Cesarean Section and Postpartum Depression: A Review of the Evidence Examining the Link, Carter et al., Psychosomatic Medicine 68:321-330 (2006):
Of the 24 studies that have examined the association between cesarean section and postpartum depression, five found a significant adverse association, 15 found no significant association, and four found mixed results. With only one exception, methodologically superior studies found either no significant association or mixed evidence for an association between cesarean section and postpartum depression. Meta-analyses of suitable studies failed to find evidence for a significant association between cesarean section and postpartum depression.
Interestingly, the most significant predictor of postpartum depression is prepartum depression. Not only is a history of depression a predictor of postpartum depression, but it is also a predictor for disappointment in the delivery experience.

Psychosocial predictors of disappointment with delivery and puerperal depression, Saisto et al., Acta Ob et Gyn Scandinavica, Vol 80 Issue 1 p. 39, January 2001:
Results.
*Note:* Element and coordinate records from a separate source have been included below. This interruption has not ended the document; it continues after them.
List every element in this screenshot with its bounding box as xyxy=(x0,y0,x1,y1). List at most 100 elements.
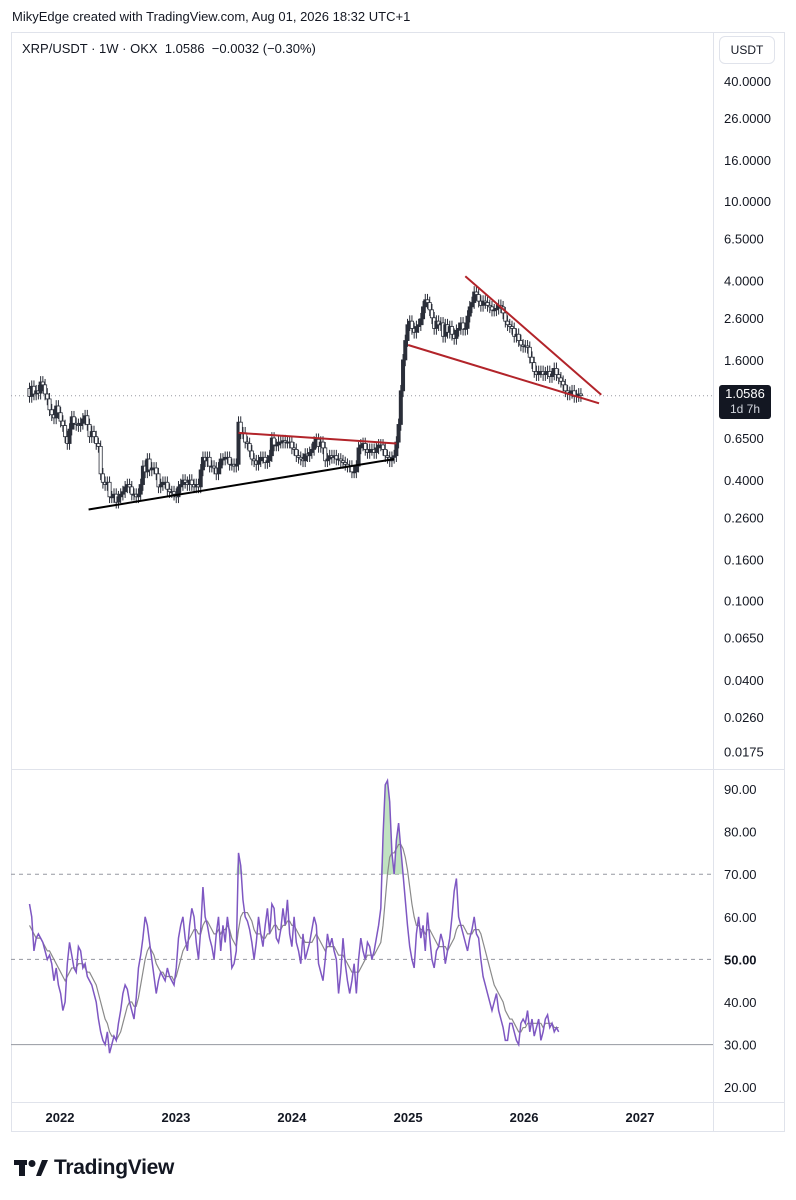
candle xyxy=(109,490,114,504)
candle xyxy=(60,415,65,432)
rsi-tick-label: 40.00 xyxy=(724,995,757,1010)
candle-body xyxy=(416,324,421,327)
candle xyxy=(345,458,350,473)
candle-body xyxy=(289,441,294,449)
candle-body xyxy=(56,405,61,414)
candle-body xyxy=(269,437,274,457)
candle-body xyxy=(189,479,194,485)
candle-body xyxy=(78,422,83,426)
candle xyxy=(85,409,90,431)
candle xyxy=(127,478,132,494)
candle-body xyxy=(489,306,494,311)
candle xyxy=(414,320,419,339)
candle xyxy=(74,417,79,431)
price-tick-label: 0.1600 xyxy=(724,553,764,568)
candle-body xyxy=(138,484,143,495)
candle-body xyxy=(43,384,48,395)
candle-body xyxy=(136,493,141,498)
candle xyxy=(572,384,577,403)
candle xyxy=(31,380,36,401)
candle-body xyxy=(87,424,92,438)
candle-body xyxy=(483,300,488,303)
candle-body xyxy=(276,441,281,446)
candle-body xyxy=(94,436,99,444)
candle-body xyxy=(40,381,45,386)
pane-separator xyxy=(11,769,785,770)
candle-body xyxy=(383,448,388,457)
candle xyxy=(289,436,294,455)
time-tick-label: 2027 xyxy=(626,1110,655,1125)
candle-body xyxy=(418,318,423,326)
candle xyxy=(96,437,101,453)
candle-body xyxy=(303,453,308,462)
candle-body xyxy=(481,300,486,306)
candle xyxy=(338,453,343,468)
price-tick-label: 0.2600 xyxy=(724,510,764,525)
candle-body xyxy=(343,462,348,465)
tradingview-logo[interactable]: TradingView xyxy=(14,1155,174,1181)
time-tick-label: 2023 xyxy=(161,1110,190,1125)
candle-body xyxy=(530,356,535,364)
candle xyxy=(56,400,61,420)
candle xyxy=(325,453,330,468)
candle xyxy=(45,388,50,406)
rsi-tick-label: 20.00 xyxy=(724,1080,757,1095)
candle-body xyxy=(278,441,283,444)
candle xyxy=(512,322,517,343)
candle-body xyxy=(67,428,72,444)
candle-body xyxy=(374,447,379,453)
candle-body xyxy=(503,312,508,322)
currency-button[interactable]: USDT xyxy=(719,36,775,64)
candle xyxy=(118,488,123,504)
candle xyxy=(398,384,403,431)
candle xyxy=(303,448,308,468)
candle-body xyxy=(123,486,128,493)
candle-body xyxy=(216,467,221,475)
candle xyxy=(78,417,83,432)
time-tick-label: 2025 xyxy=(394,1110,423,1125)
candle xyxy=(269,432,274,462)
candle xyxy=(298,451,303,466)
candle-body xyxy=(525,345,530,348)
candle-body xyxy=(116,496,121,503)
candle xyxy=(403,334,408,367)
legend-last-price: 1.0586 xyxy=(164,41,205,56)
candle-body xyxy=(381,444,386,450)
candle xyxy=(418,312,423,332)
candle-body xyxy=(472,291,477,303)
candle-body xyxy=(238,421,243,434)
candle xyxy=(107,476,112,504)
candle xyxy=(276,436,281,452)
candle-body xyxy=(263,456,268,463)
legend-symbol: XRP/USDT · 1W · OKX xyxy=(22,41,158,56)
candle-body xyxy=(198,469,203,488)
symbol-legend: XRP/USDT · 1W · OKX 1.0586 −0.0032 (−0.3… xyxy=(22,41,316,56)
candle xyxy=(43,378,48,401)
candle-body xyxy=(354,465,359,473)
price-tick-label: 0.0175 xyxy=(724,744,764,759)
candle-body xyxy=(167,488,172,493)
current-price-value: 1.0586 xyxy=(725,386,765,401)
candle-body xyxy=(487,304,492,308)
candle xyxy=(563,378,568,398)
candle xyxy=(481,295,486,312)
candle-body xyxy=(367,448,372,453)
candle xyxy=(296,449,301,464)
candle-body xyxy=(307,452,312,457)
candle xyxy=(469,296,474,314)
candle xyxy=(487,299,492,314)
candle xyxy=(216,462,221,481)
candle-body xyxy=(414,326,419,333)
candle xyxy=(489,300,494,317)
candle-body xyxy=(561,380,566,386)
candle xyxy=(38,376,43,400)
candle xyxy=(129,481,134,501)
candle-body xyxy=(129,486,134,495)
trendlines xyxy=(88,275,602,511)
candle-body xyxy=(512,328,517,337)
candle xyxy=(556,368,561,385)
candle-body xyxy=(454,329,459,339)
candle-body xyxy=(296,455,301,458)
candle xyxy=(176,481,181,504)
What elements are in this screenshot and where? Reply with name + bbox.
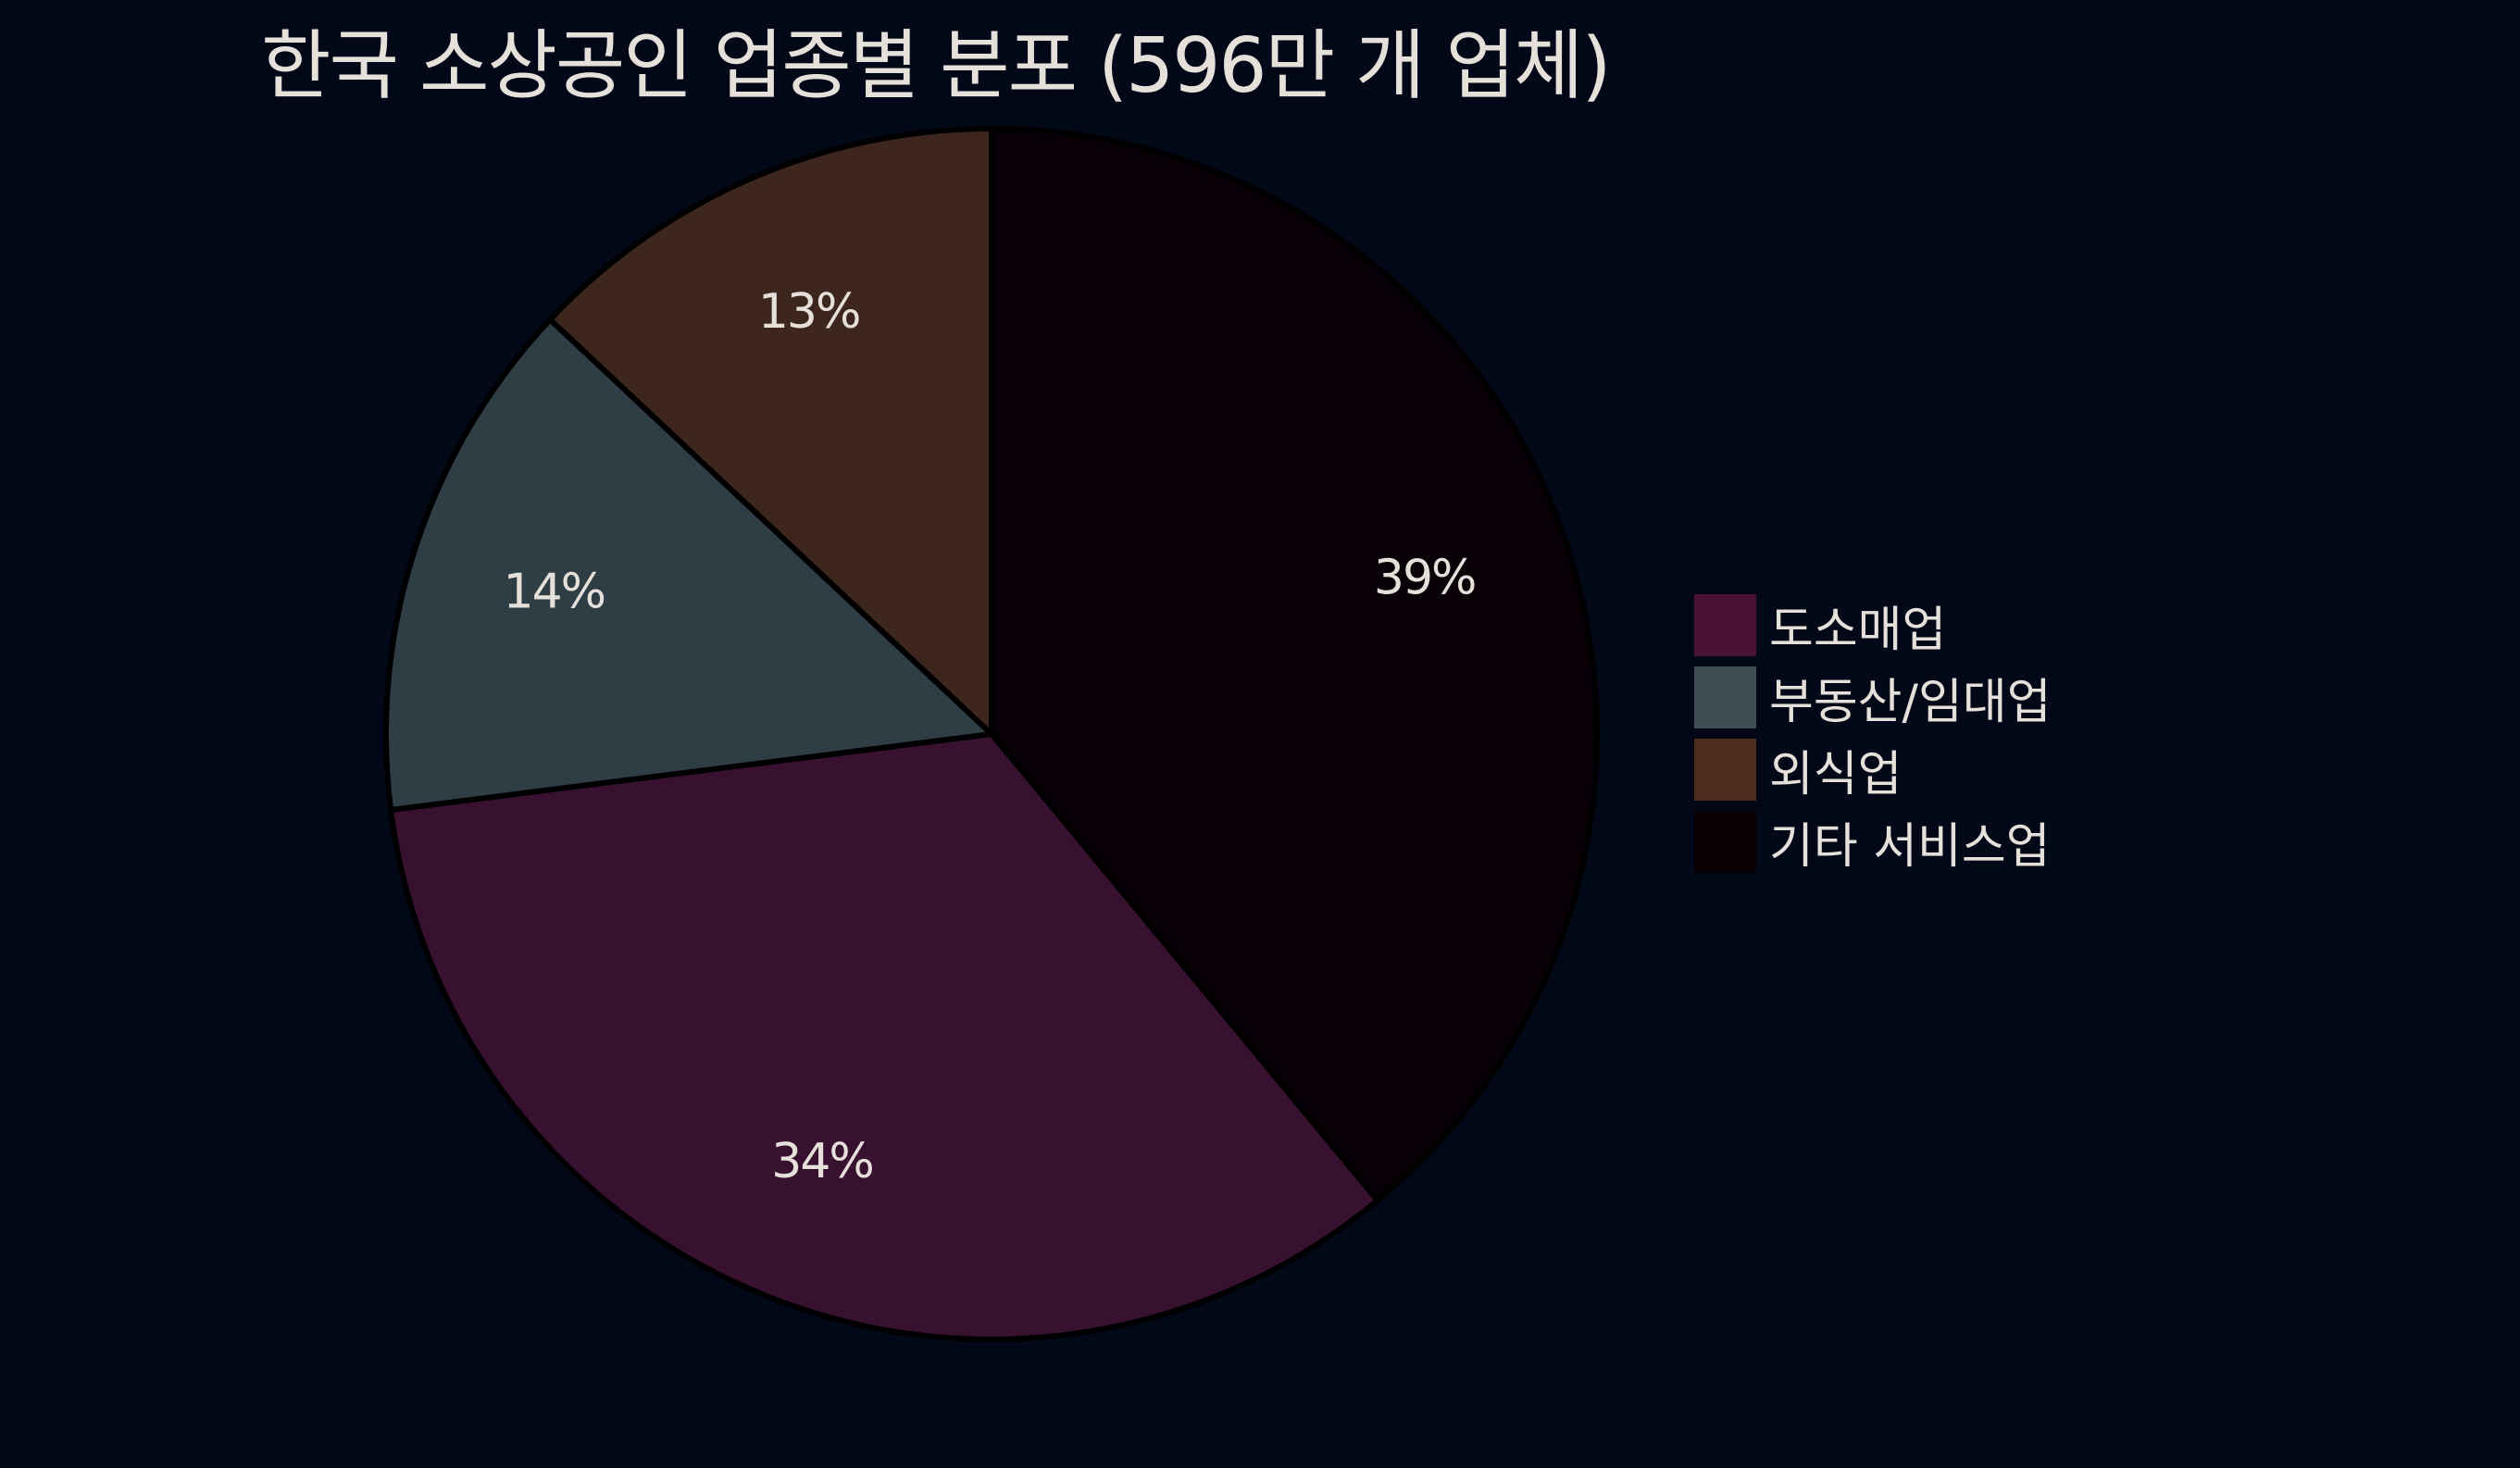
legend-swatch [1694,593,1756,656]
legend-label: 외식업 [1769,746,1902,802]
pie-slice-3[interactable] [989,125,1600,1205]
slice-data-label: 39% [1374,551,1476,606]
legend-label: 부동산/임대업 [1769,674,2052,730]
legend-item-restaurant[interactable]: 외식업 [1694,733,2052,805]
legend-item-real-estate[interactable]: 부동산/임대업 [1694,661,2052,733]
legend-label: 기타 서비스업 [1769,818,2051,875]
legend-swatch [1694,666,1756,728]
pie-slice-2[interactable] [546,125,994,740]
slice-data-label: 34% [771,1134,873,1189]
chart-title: 한국 소상공인 업종별 분포 (596만 개 업체) [261,22,1611,110]
pie-slice-1[interactable] [383,316,998,814]
legend-swatch [1694,810,1756,873]
legend-swatch [1694,738,1756,801]
slice-data-label: 13% [758,284,860,340]
legend-item-wholesale-retail[interactable]: 도소매업 [1694,589,2052,661]
slice-data-label: 14% [503,564,605,619]
pie-slice-0[interactable] [387,730,1382,1342]
legend-item-other-services[interactable]: 기타 서비스업 [1694,805,2052,877]
legend-label: 도소매업 [1769,602,1947,658]
legend: 도소매업 부동산/임대업 외식업 기타 서비스업 [1694,589,2052,877]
The women who were disappointed with their delivery or suffered from puerperal depression had been more depressed already in early pregnancy. Regression analysis showed that the strongest predictors of disappointment with delivery were labor pain (increase in R2=0.14, p<0.001) and emergency Cesarean (increase in R2=0.18, p<0.001).

Puerperal depression was predicted by depression (increase in R2=0.16, p<0.001), and by personal traits such as general anxiety, vulnerability and neuroticism (increase in R2=0.32, p<0.001), both before 30 weeks of pregnancy and prior to the delivery (for depression increase in R2=0.05, p<0.001, and for anxiety and vulnerability increase in R2=0.04, p<0.01). The strongest predictors were depression at both time points before delivery (beta=0.51, p<0.001, and beta=0.39, p<0.001). Pregnancy- and delivery-related anxiety prior to the delivery also predicted puerperal depression, but complications of the pregnancy and delivery did not.

Conclusions. Depression in early pregnancy predicts disappointment with the delivery and is a strong predictor of puerperal depression.